I've also noticed that deleting NTFS directories containing thousands of
files takes a long time. If I delete a directory containing 10,000 files I
have time to go have a smoke, or two, before the operation completes.

For now, I'm chalking this up to internal complexities in dealing with NTFS
file operations. Everything I've found so far in the Microsoft databases
basically says "yeah, XP does that, and there's not much you can do to help".
One suggestion was to get rid of all 8.3 file names, and don't have any
sequentially numbered files with common front ends. This is the most
ludicrous and impractical advice I've ever heard.

I've dealt with all types of older file systems on pc's and other types of
computers and have never seen anything like the overhead that XP has for
directory operations. OS/2 and Linux don't act this way, etc, etc.

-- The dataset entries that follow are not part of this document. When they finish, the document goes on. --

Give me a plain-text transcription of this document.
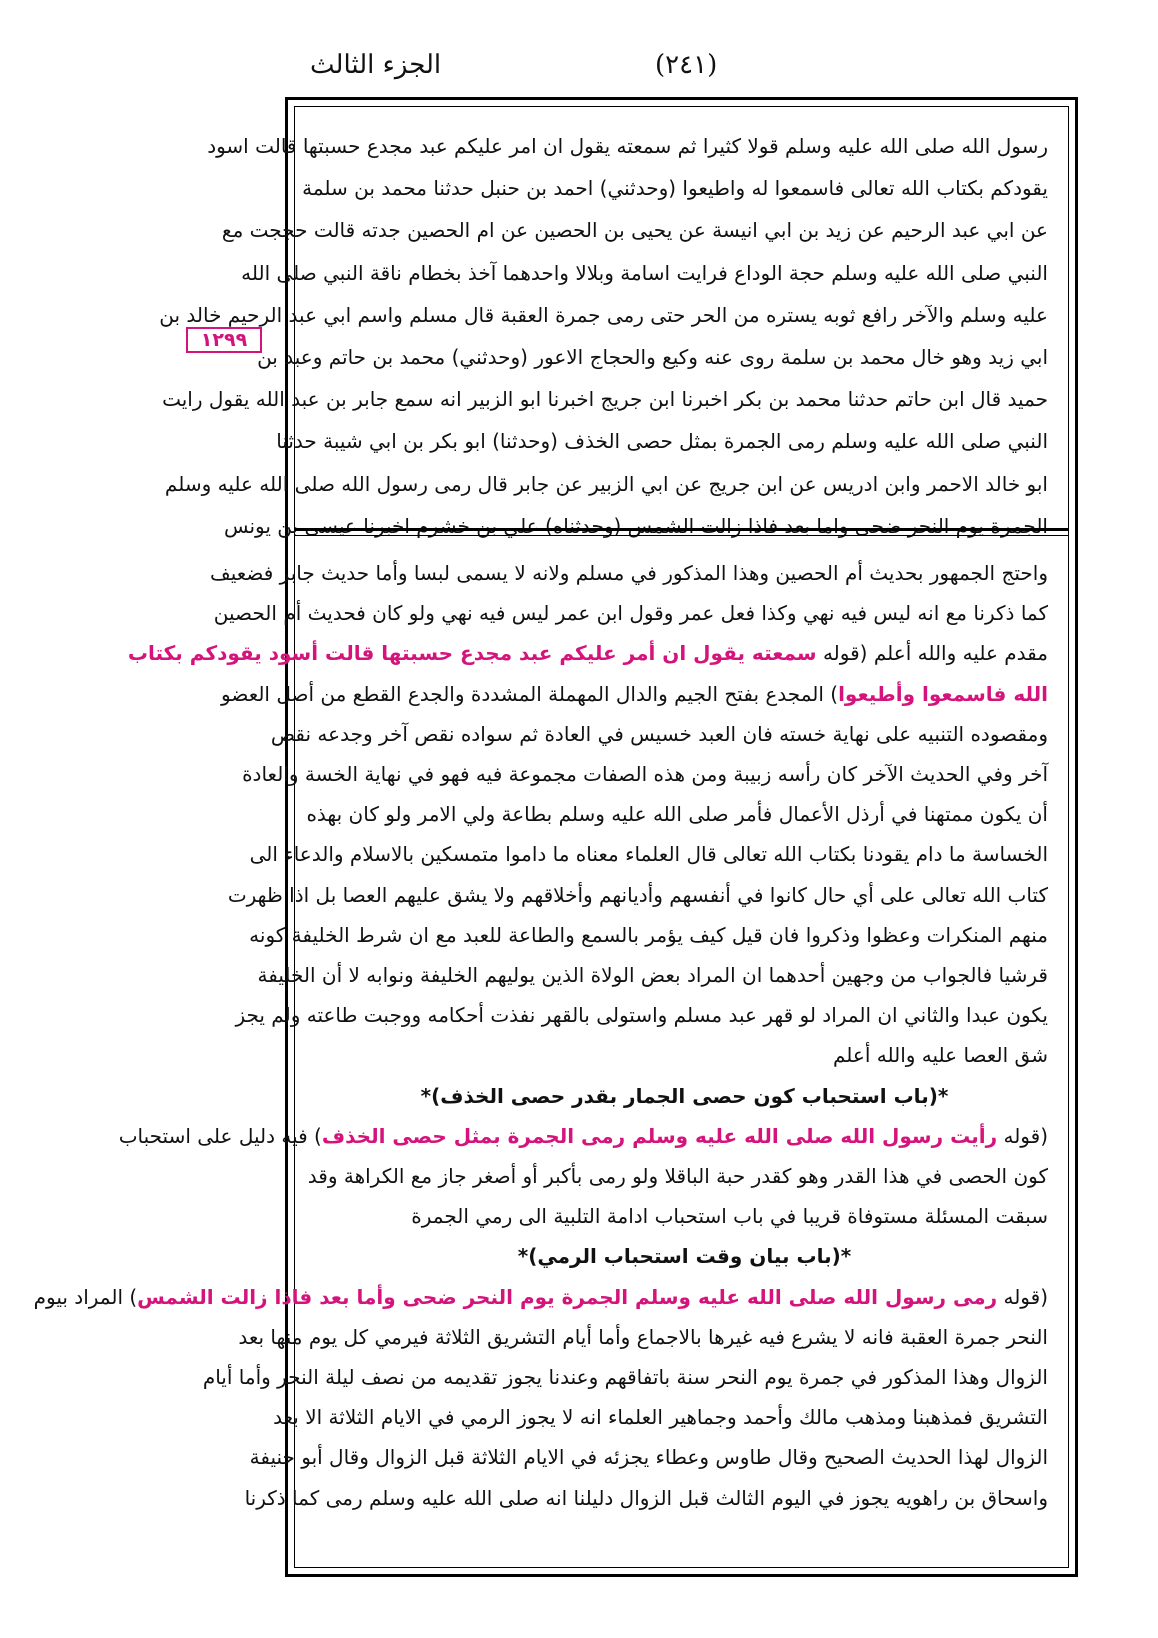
الجزء الثالث	(٢٤١)
١٢٩٩
رسول الله صلى الله عليه وسلم قولا كثيرا ثم سمعته يقول ان امر عليكم عبد مجدع حسبتها قالت اسود
يقودكم بكتاب الله تعالى فاسمعوا له واطيعوا (وحدثني) احمد بن حنبل حدثنا محمد بن سلمة
عن ابي عبد الرحيم عن زيد بن ابي انيسة عن يحيى بن الحصين عن ام الحصين جدته قالت حججت مع
النبي صلى الله عليه وسلم حجة الوداع فرايت اسامة وبلالا واحدهما آخذ بخطام ناقة النبي صلى الله
عليه وسلم والآخر رافع ثوبه يستره من الحر حتى رمى جمرة العقبة قال مسلم واسم ابي عبد الرحيم خالد بن
ابي زيد وهو خال محمد بن سلمة روى عنه وكيع والحجاج الاعور (وحدثني) محمد بن حاتم وعبد بن
حميد قال ابن حاتم حدثنا محمد بن بكر اخبرنا ابن جريج اخبرنا ابو الزبير انه سمع جابر بن عبد الله يقول رايت
النبي صلى الله عليه وسلم رمى الجمرة بمثل حصى الخذف (وحدثنا) ابو بكر بن ابي شيبة حدثنا
ابو خالد الاحمر وابن ادريس عن ابن جريج عن ابي الزبير عن جابر قال رمى رسول الله صلى الله عليه وسلم
الجمرة يوم النحر ضحى واما بعد فاذا زالت الشمس (وحدثناه) علي بن خشرم اخبرنا عيسى بن يونس
واحتج الجمهور بحديث أم الحصين وهذا المذكور في مسلم ولانه لا يسمى لبسا وأما حديث جابر فضعيف
كما ذكرنا مع انه ليس فيه نهي وكذا فعل عمر وقول ابن عمر ليس فيه نهي ولو كان فحديث أم الحصين
مقدم عليه والله أعلم (قوله سمعته يقول ان أمر عليكم عبد مجدع حسبتها قالت أسود يقودكم بكتاب
الله فاسمعوا وأطيعوا) المجدع بفتح الجيم والدال المهملة المشددة والجدع القطع من أصل العضو
ومقصوده التنبيه على نهاية خسته فان العبد خسيس في العادة ثم سواده نقص آخر وجدعه نقص
آخر وفي الحديث الآخر كان رأسه زبيبة ومن هذه الصفات مجموعة فيه فهو في نهاية الخسة والعادة
أن يكون ممتهنا في أرذل الأعمال فأمر صلى الله عليه وسلم بطاعة ولي الامر ولو كان بهذه
الخساسة ما دام يقودنا بكتاب الله تعالى قال العلماء معناه ما داموا متمسكين بالاسلام والدعاء الى
كتاب الله تعالى على أي حال كانوا في أنفسهم وأديانهم وأخلاقهم ولا يشق عليهم العصا بل اذا ظهرت
منهم المنكرات وعظوا وذكروا فان قيل كيف يؤمر بالسمع والطاعة للعبد مع ان شرط الخليفة كونه
قرشيا فالجواب من وجهين أحدهما ان المراد بعض الولاة الذين يوليهم الخليفة ونوابه لا أن الخليفة
يكون عبدا والثاني ان المراد لو قهر عبد مسلم واستولى بالقهر نفذت أحكامه ووجبت طاعته ولم يجز
شق العصا عليه والله أعلم
*(باب استحباب كون حصى الجمار بقدر حصى الخذف)*
(قوله رأيت رسول الله صلى الله عليه وسلم رمى الجمرة بمثل حصى الخذف) فيه دليل على استحباب
كون الحصى في هذا القدر وهو كقدر حبة الباقلا ولو رمى بأكبر أو أصغر جاز مع الكراهة وقد
سبقت المسئلة مستوفاة قريبا في باب استحباب ادامة التلبية الى رمي الجمرة
*(باب بيان وقت استحباب الرمي)*
(قوله رمى رسول الله صلى الله عليه وسلم الجمرة يوم النحر ضحى وأما بعد فاذا زالت الشمس) المراد بيوم
النحر جمرة العقبة فانه لا يشرع فيه غيرها بالاجماع وأما أيام التشريق الثلاثة فيرمي كل يوم منها بعد
الزوال وهذا المذكور في جمرة يوم النحر سنة باتفاقهم وعندنا يجوز تقديمه من نصف ليلة النحر وأما أيام
التشريق فمذهبنا ومذهب مالك وأحمد وجماهير العلماء انه لا يجوز الرمي في الايام الثلاثة الا بعد
الزوال لهذا الحديث الصحيح وقال طاوس وعطاء يجزئه في الايام الثلاثة قبل الزوال وقال أبو حنيفة
واسحاق بن راهويه يجوز في اليوم الثالث قبل الزوال دليلنا انه صلى الله عليه وسلم رمى كما ذكرنا
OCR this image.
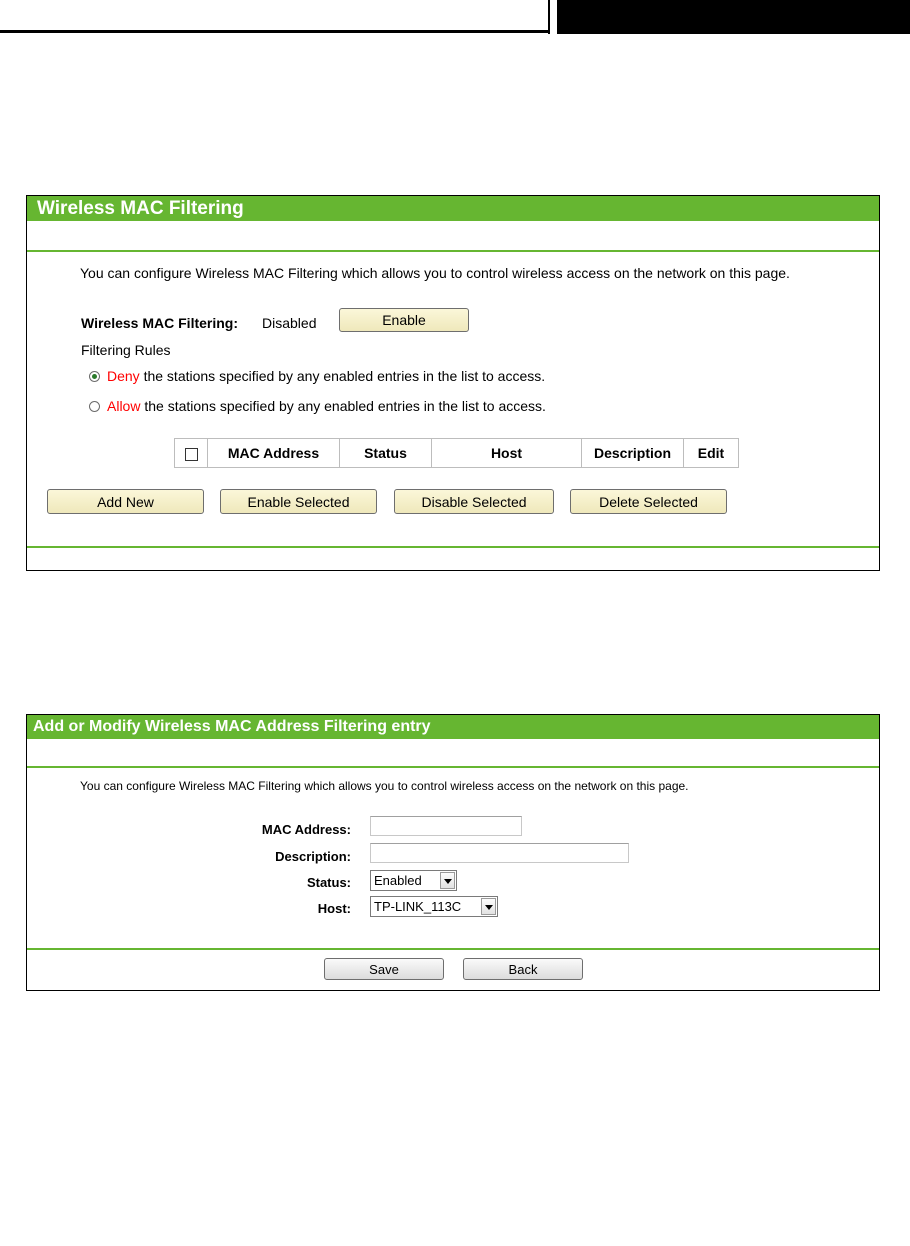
Wireless MAC Filtering
You can configure Wireless MAC Filtering which allows you to control wireless access on the network on this page.
Wireless MAC Filtering: Disabled	Enable
Filtering Rules
Deny the stations specified by any enabled entries in the list to access.
Allow the stations specified by any enabled entries in the list to access.
	MAC Address	Status	Host	Description	Edit
Add New	Enable Selected	Disable Selected	Delete Selected
Add or Modify Wireless MAC Address Filtering entry
You can configure Wireless MAC Filtering which allows you to control wireless access on the network on this page.
MAC Address:
Description:
Status: Enabled
Host: TP-LINK_113C
Save	Back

I do not expect to find a system setting or tweak that will help.
 
B

Bruce Chambers

draynes said:
I'm a new XP Home user with a new Dell box in a LAN populated by Win98SE
machines. I'm astounded by how agonizingly slow XP is in reading large
directories over the LAN, ....


WinXP (or any other OS, for than matter) isn't reading the network
share directly. It's sending a request to the host computer, waiting
for the host computer to "inventory" the share in question, and then
return the results of that scan. Any slowness in this specific
situation can only be caused by a slow host computer, or a slow network.

....and even in deleting large directories on the local
C: NTFS disk. By comparison, all my older Pentium I and Pentium II clunkers
are blindingly fast at dealing with *very* large file counts in shared
directories across the LAN.

What gives with XP???


For performance issues reading the local hard drive, look to
infrequently performed disk cleanups, a badly fragmented partition, too
many memory-resident processes or applications, or a hardware problem.